Recombinant P. falciparum DBLMSP and DBLMSP2 bind human IgM. A, anti-biotin Western blot showing expression of recombinant monobiotinylated DBLMSP and DBLMSP2 proteins from mammalian cells. B, DBLMSP and DBLMSP2 are immunoreactive with control, naïve human sera. Enzymatically monobiotinylated recombinant parasite proteins were immobilized on streptavidin-coated plates, and their immunoreactivity to pooled sera from either unexposed individuals (black bars) or immune Kenyan adults (gray bars) was tested.
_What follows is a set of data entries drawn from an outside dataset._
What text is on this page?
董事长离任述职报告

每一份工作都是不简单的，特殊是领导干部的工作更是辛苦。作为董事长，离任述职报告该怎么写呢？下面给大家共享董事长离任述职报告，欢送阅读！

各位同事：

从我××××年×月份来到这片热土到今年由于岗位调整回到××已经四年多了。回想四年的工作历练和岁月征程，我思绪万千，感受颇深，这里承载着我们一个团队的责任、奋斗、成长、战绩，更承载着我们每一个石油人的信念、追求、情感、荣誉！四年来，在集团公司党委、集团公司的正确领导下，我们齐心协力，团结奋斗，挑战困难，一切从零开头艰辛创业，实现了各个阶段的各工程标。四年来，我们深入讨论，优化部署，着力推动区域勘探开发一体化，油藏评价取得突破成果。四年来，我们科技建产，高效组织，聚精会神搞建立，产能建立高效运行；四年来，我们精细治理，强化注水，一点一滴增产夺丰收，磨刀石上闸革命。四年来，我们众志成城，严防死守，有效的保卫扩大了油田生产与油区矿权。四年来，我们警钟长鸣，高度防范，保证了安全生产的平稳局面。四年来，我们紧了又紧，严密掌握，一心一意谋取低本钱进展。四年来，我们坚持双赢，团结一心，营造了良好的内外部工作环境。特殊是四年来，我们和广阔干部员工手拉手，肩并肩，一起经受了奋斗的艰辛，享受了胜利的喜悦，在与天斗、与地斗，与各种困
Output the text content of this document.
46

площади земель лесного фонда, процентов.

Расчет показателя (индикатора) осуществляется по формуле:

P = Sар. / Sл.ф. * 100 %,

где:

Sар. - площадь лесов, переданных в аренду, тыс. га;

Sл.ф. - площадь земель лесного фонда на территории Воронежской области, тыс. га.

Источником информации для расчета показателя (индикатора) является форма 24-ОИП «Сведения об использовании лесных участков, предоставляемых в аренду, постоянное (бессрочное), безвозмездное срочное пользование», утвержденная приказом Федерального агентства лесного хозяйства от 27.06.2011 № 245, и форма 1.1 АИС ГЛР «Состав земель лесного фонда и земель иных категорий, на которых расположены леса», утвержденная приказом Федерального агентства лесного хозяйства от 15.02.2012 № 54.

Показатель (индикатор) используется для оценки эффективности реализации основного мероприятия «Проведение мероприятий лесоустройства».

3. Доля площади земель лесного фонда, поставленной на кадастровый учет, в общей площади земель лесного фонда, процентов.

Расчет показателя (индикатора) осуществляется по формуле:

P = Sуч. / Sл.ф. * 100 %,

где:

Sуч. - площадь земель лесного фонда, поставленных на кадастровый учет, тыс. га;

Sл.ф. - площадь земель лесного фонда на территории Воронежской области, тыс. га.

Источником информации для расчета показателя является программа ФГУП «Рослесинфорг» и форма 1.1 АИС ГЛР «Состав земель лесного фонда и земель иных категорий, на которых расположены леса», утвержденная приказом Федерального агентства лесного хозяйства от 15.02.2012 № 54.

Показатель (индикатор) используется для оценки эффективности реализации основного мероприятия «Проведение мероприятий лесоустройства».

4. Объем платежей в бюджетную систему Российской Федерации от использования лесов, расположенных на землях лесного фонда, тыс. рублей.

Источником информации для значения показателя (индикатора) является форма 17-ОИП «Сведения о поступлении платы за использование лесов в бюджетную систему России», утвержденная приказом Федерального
C, DBLMSP (blue) and DBLMSP2 (red) bind purified human IgM and no other immunoglobulin isotype, relative to no immunoglobulin control (ctl). D, DBLMSP and DBLMSP2 binding was restricted to human IgM, and did not bind sera from other species, including purified murine IgM. E, streptavidin-coated paramagnetic beads were coated in monobiotinylated His₆-tagged recombinant DBLMSP or a control protein (Cd4-d3 + 4) and incubated in the presence of normal human serum. Following elution and resolution by SDS-PAGE, 80- and 25-kDa bands corresponding to the heavy (H) and light (L) chains of human IgM, respectively, were observed in the DBLMSP but not the negative control pulldown. Purified albumin, DBLMSP, and IgM protein are shown for comparison on the left. F, both DBLMSP and DBLMSP2 bound chimeric IgM containing human heavy chains regardless of whether it was antigen-bound (right panel) or not (left panel). Both DBLMSP and DBLMSP2 could bind IgM that contained or lacked a J-chain, although DBLMSP2 binding to IgM lacking a J-chain was reproducibly weaker. Negative control was the Cd4 tag alone. B–D and F represent one representative from two or more ELISA experiments; bars represent means ± S.D.; n = 3 replicate wells.